I do not believe that the vast majority of people entering workplace pensions have the first clue about what they are paying or whether they are getting value for money. That is why it is so important that IGCs and trustee boards help them out.
If you read the Old Mutual IGC report, you will see that the old “Skandia” workplace pensions are still managing money at rates comparable to those in the tables above. That is because they are still paying trail commission to advisers and because they are not subject to the cap. Old Mutual’ s IGC (like most SIPP providers) have not got round to properly telling policyholders their hidden costs – we’ll have to wait till April 2019 for them.
The point is that – without a cap – the costs of workplace pensions would be driven up to the levels of SIPPs – or in Old Mutual’s case – remain what they were pre RDR.
This is not all gloom
The fact is that over one million employers are operating workplace pensions under auto-enrolment within the 0.75% charge cap. While the charge cap does not include the hidden costs identified by MIFID II, most people will have their workplace savings managed considerably cheaper than they might previously have expected.
Most people will get zero value for paying for financial advice on their workplace pension, just as they got zero value for the commission that they paid financial advisers pre RDR. So the ban on advisory fees on workplace pensions has had zero effect on most people saving in the workplace, other than to protect their funds from fee attrition.
I am quite sure that the schemes Redington advise on, would not suffer from taking away the charge cap. These schemes offer members great value for money, albeit at considerable cost to employers who pick up the consultancy fees of Redington.

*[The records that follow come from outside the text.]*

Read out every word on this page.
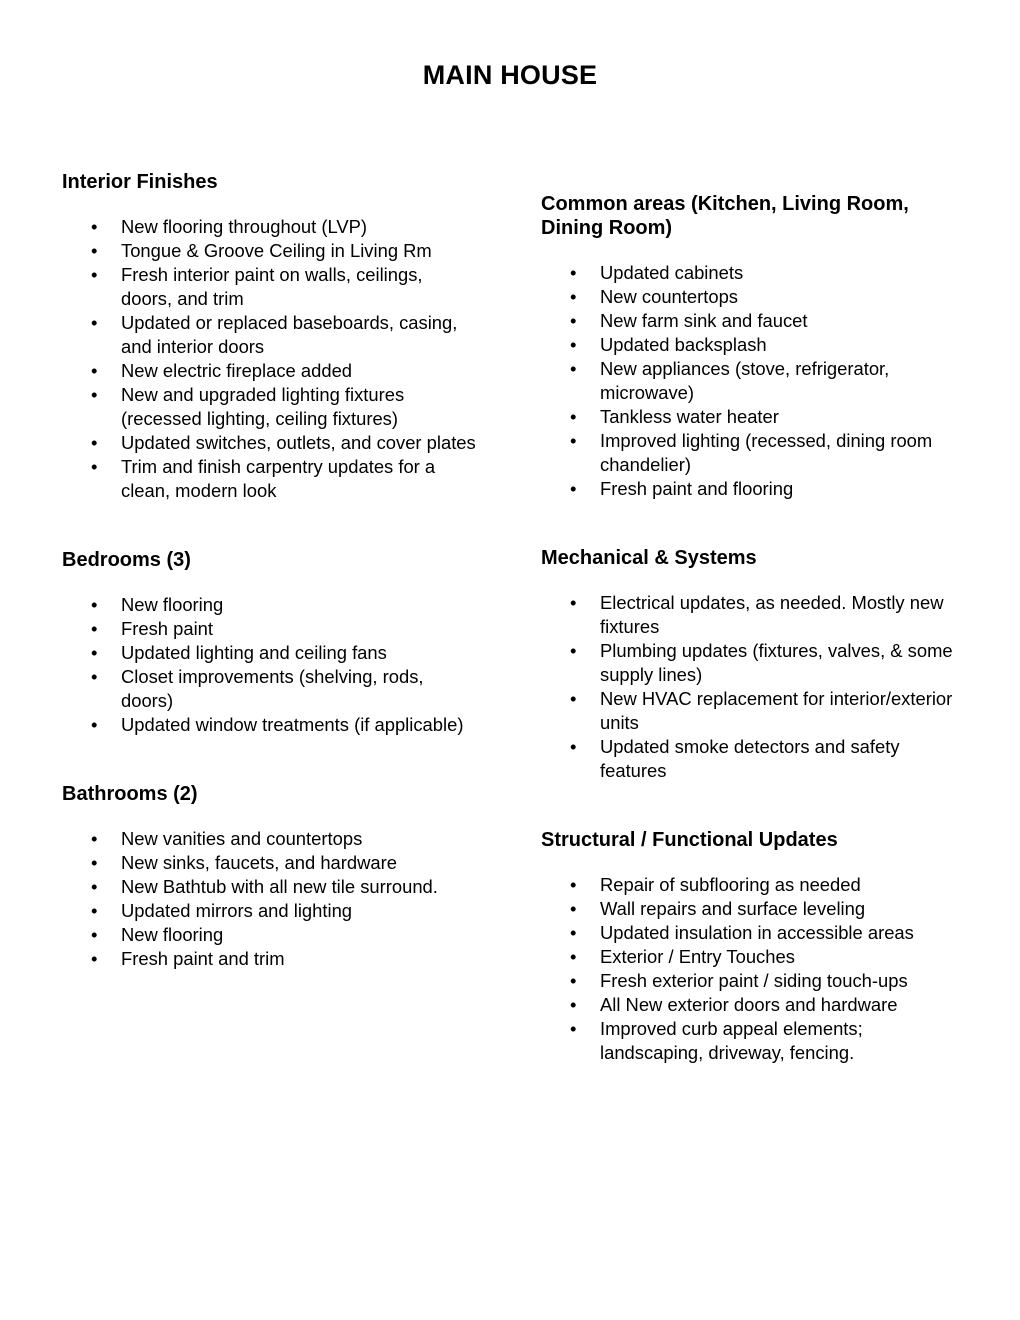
MAIN HOUSE
Interior Finishes
• New flooring throughout (LVP)
• Tongue & Groove Ceiling in Living Rm
• Fresh interior paint on walls, ceilings, doors, and trim
• Updated or replaced baseboards, casing, and interior doors
• New electric fireplace added
• New and upgraded lighting fixtures (recessed lighting, ceiling fixtures)
• Updated switches, outlets, and cover plates
• Trim and finish carpentry updates for a clean, modern look
Bedrooms (3)
• New flooring
• Fresh paint
• Updated lighting and ceiling fans
• Closet improvements (shelving, rods, doors)
• Updated window treatments (if applicable)
Bathrooms (2)
• New vanities and countertops
• New sinks, faucets, and hardware
• New Bathtub with all new tile surround.
• Updated mirrors and lighting
• New flooring
• Fresh paint and trim
Common areas (Kitchen, Living Room, Dining Room)
• Updated cabinets
• New countertops
• New farm sink and faucet
• Updated backsplash
• New appliances (stove, refrigerator, microwave)
• Tankless water heater
• Improved lighting (recessed, dining room chandelier)
• Fresh paint and flooring
Mechanical & Systems
• Electrical updates, as needed. Mostly new fixtures
• Plumbing updates (fixtures, valves, & some supply lines)
• New HVAC replacement for interior/exterior units
• Updated smoke detectors and safety features
Structural / Functional Updates
• Repair of subflooring as needed
• Wall repairs and surface leveling
• Updated insulation in accessible areas
• Exterior / Entry Touches
• Fresh exterior paint / siding touch-ups
• All New exterior doors and hardware
• Improved curb appeal elements; landscaping, driveway, fencing.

But these schemes are few in number. Redington would like to provide value for money consultancy to IGCs and I’m quite sure that providers would be delighted if Redington could get the charge cap lifted on defaults. This would enable advisers to do to workplace pensions what they have done to SIPPs (see tables above).
I am not suggesting that this is Jonathan Parker’s or Redington’s intention. But if you live inside a bubble, you sometimes miss what is going on outside. I very much doubt that anyone in Redington has any idea of what happened in Port Talbot and what was the destination of the £34.2bn of money transferred out of DB plans through CETVs.

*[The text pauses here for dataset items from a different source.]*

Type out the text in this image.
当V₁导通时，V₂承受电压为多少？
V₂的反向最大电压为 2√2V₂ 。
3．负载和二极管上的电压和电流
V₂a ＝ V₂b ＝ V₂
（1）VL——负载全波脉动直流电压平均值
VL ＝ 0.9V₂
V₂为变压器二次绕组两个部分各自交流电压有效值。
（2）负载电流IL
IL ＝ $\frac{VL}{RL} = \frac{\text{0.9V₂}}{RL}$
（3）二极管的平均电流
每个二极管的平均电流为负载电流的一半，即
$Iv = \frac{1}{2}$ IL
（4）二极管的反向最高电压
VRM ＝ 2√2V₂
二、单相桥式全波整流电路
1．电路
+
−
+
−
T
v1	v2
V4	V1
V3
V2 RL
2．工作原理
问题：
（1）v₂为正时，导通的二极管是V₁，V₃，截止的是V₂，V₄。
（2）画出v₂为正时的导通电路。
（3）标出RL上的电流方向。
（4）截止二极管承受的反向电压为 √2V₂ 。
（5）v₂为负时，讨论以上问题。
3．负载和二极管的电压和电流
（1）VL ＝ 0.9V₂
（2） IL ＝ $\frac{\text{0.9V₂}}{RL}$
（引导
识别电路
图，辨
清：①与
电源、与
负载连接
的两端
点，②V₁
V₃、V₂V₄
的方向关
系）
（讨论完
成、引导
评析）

The charge cap is of critical importance and must stay.
- We live in a naughty world. If we lived in a perfect world we would not need a charge cap.
- People who suggest we would get better value for money without a charge cap should look at SIPP charges (above)
- The £34.2 bn transferred out of DB last year was generally invested in high cost SIPPs not in low-cost workplace pensions
- SIPP costs (including advice) have increased since RDR, workplace pension costs have fallen.
- We should push for more and better disclosure of hidden fees. The abuse of MIFID II since January is already a disgrace
- Regulators need to make it clear what the impact of high charges is, why workplace pensions have charge caps and why these caps aren’t going away.